Hydrophobic Soil

The excitement of a productive patch renders most of us weak at the knees, as we swoon over fruits and vegetables through spring and summer. However once the season peters out to the finish line, so do the watering habits of the once self-proclaimed tomato enthusiasts. We’re not pointing the finger, which is too busy on the hose trigger anyways; we have all been there. Like a self-inflicted hangover it’s too late to go back and and drink more water the night before. You’ve already texted your ex and regret now exists in the form of hydrophobic soil. What’s most important is drawing a line in the sand, vowing that you’ll never forget to water again and fix the problem at the source.

Hydration is the greatest challenge of small-space gardening. The smaller your pot, the more susceptible it is to drying out. Compounding that challenge is our lifestyle, which is often poorly suited to any task requiring a routine. Getting your watering wrong at the wrong time of year not only spells trouble for that generation of plants, but for the future of the soil. Without moisture the soil can bake dry under the harsh sun, making it impervious to water. At this point it becomes hydrophobic. Try as you might, any amount of water thrown on the veggie patch is not absorbed in the soil, it is rather lazy like your watering habits and finds the path of least resistance and drains straight through.

Once soil is hydrophobic it’s a long road back. You are able to slowly restore it using wetting agents and hydration liquids like Eco-Hydrate, however sometimes it is easier to start afresh. Few people have the attention span to last The Godfather series, let alone wait weeks, even months for potted soil to be useful again. At the very least replace the top few inches of the most badly affected soil. Soil is a living ecosystem and hydrophobic soil is a town with tumbleweeds and For Lease signs. Add some compost and slow release/pelletised manure to your soil to give it a replenishing feed. When we add organic materials, we not only add nutrients, but we also invite life into our soil.

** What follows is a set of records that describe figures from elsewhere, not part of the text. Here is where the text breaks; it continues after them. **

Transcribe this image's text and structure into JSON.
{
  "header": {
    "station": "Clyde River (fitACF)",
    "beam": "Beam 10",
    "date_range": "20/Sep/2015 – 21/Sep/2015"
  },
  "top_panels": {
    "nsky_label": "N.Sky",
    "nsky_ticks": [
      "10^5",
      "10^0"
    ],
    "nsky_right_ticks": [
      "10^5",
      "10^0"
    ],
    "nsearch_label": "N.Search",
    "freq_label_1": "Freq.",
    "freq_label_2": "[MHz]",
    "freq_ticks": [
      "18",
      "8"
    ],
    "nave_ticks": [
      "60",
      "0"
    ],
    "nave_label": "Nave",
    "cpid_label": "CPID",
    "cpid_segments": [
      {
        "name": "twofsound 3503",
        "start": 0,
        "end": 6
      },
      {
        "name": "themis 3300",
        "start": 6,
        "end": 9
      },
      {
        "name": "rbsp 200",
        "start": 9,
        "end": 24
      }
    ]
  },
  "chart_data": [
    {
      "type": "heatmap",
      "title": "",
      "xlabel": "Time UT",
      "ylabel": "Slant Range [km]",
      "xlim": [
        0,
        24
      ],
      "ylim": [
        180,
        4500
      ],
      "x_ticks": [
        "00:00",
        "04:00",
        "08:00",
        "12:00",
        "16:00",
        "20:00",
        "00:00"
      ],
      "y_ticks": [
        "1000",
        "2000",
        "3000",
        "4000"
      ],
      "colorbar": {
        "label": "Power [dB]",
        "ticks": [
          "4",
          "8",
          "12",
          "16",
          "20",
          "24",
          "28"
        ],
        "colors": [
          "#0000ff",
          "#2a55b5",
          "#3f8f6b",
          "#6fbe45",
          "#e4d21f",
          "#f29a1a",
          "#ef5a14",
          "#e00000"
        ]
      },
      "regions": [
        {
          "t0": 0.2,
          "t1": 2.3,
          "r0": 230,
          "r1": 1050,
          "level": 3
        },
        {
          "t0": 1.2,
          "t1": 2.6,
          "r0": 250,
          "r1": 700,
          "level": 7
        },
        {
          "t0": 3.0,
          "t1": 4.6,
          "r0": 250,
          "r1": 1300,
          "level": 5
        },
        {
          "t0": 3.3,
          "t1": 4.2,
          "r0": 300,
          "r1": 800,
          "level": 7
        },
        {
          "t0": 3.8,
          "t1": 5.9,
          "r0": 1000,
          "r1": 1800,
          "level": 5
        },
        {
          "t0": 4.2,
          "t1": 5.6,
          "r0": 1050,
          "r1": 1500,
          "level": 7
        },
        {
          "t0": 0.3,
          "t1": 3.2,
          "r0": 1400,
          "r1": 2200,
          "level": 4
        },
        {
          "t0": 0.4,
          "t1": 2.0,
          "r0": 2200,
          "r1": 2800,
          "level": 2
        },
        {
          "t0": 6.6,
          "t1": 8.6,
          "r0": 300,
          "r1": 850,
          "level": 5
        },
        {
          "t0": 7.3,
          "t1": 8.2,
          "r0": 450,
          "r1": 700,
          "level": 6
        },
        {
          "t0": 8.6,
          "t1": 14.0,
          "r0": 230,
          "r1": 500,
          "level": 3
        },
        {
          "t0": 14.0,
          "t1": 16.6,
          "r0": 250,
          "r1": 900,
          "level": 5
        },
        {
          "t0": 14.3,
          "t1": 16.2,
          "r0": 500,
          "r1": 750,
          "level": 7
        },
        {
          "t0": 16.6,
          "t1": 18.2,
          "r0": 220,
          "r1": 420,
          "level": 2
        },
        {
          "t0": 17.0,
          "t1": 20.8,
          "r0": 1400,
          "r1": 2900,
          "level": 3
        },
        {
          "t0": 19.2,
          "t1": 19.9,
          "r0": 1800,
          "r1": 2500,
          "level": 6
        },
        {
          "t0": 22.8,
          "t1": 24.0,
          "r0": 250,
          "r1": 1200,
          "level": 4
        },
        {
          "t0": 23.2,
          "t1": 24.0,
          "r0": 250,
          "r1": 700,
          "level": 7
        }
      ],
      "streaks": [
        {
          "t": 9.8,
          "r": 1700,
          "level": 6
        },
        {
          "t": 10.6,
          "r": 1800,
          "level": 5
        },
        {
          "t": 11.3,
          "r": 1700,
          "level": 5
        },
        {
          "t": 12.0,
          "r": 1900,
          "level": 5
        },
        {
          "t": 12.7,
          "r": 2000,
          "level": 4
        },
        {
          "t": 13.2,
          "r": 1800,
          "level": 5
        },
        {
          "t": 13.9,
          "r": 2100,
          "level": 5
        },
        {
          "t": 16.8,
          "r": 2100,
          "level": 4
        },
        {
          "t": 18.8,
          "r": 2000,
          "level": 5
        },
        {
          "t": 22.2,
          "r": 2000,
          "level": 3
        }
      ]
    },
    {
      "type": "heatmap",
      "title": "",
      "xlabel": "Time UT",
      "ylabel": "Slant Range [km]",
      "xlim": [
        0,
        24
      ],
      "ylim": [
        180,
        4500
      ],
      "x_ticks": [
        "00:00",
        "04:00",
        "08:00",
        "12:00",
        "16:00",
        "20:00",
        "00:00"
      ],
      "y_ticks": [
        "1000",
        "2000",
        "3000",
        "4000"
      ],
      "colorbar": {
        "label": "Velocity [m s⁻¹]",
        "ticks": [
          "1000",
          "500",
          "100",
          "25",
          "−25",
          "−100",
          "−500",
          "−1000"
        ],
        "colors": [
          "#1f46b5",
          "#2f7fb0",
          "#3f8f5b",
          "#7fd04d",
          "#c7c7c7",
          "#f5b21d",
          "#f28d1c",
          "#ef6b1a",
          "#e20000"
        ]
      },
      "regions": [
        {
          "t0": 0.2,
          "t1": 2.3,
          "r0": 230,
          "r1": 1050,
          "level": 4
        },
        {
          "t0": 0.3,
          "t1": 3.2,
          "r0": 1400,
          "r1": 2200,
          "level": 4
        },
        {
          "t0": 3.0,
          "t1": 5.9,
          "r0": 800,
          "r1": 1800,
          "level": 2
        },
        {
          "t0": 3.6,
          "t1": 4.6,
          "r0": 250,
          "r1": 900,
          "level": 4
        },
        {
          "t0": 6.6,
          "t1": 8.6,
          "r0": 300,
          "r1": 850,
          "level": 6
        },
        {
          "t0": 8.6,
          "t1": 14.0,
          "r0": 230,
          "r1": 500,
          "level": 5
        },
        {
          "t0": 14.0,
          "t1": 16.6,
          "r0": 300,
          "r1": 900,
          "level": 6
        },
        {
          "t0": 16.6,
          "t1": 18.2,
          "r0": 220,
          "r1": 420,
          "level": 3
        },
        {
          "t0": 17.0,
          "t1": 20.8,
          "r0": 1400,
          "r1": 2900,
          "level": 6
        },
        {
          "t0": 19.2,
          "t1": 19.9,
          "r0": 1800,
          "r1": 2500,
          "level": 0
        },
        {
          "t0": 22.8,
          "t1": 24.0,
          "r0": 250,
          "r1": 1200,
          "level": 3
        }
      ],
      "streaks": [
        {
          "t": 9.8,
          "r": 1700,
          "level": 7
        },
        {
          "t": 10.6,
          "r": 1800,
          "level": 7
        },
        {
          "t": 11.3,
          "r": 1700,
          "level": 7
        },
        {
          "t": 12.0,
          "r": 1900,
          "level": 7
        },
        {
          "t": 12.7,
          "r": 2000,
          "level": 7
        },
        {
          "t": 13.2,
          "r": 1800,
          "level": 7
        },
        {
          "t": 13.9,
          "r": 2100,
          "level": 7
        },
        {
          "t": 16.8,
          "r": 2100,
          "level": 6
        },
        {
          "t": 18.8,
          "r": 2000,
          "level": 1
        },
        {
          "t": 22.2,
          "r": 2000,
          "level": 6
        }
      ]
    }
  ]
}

To insure against future hydrophobic soil, you have a few options. The first is a simple irrigation system that relies on a timer rather than your rollercoaster-like motivation levels for watering, the second is mulching, and the third relates to the style of growing. Wicking, hydroponic and aquaponic gardening are all self-watering systems. While they seem more complicated at first, they take care of the most critical element of vegetable gardening and the place where most people fall over - water.

Hydrophobic Soil… How did it come to this?

Watering your patch
1. It starts well. You buy the best quality potting mix the perfect sized pot and plant in peak season. You water daily and your plants are doing great. You are at the peak of your excitement for your garden, new year, new me, new garden.

2. A small stumble; work gets busy. But then so does the rest of your life. Your watering routine is now erratic at best and the plants soon begin to suffer.

Hydrophobic Soil

3. The season has passed and a new one is about to break you replace your failed twigs with fresh seedlings. Nothing but greatness ahead!

4. Despite daily watering, the plant seems to be stunted.
Hydrophobic Soil
5. Months of neglect have rendered your soil hydrophobic and it can no longer absorb water, but rather it passes through it. 
Once the soil becomes hydrophobic it's a long way back. Often it's best to remove the top few inches of the soil that is most affected. Alternatively, if growing in pots, you can submerge them in a bucket/tub of water and allow the soil to rehydrate by wicking moisture up.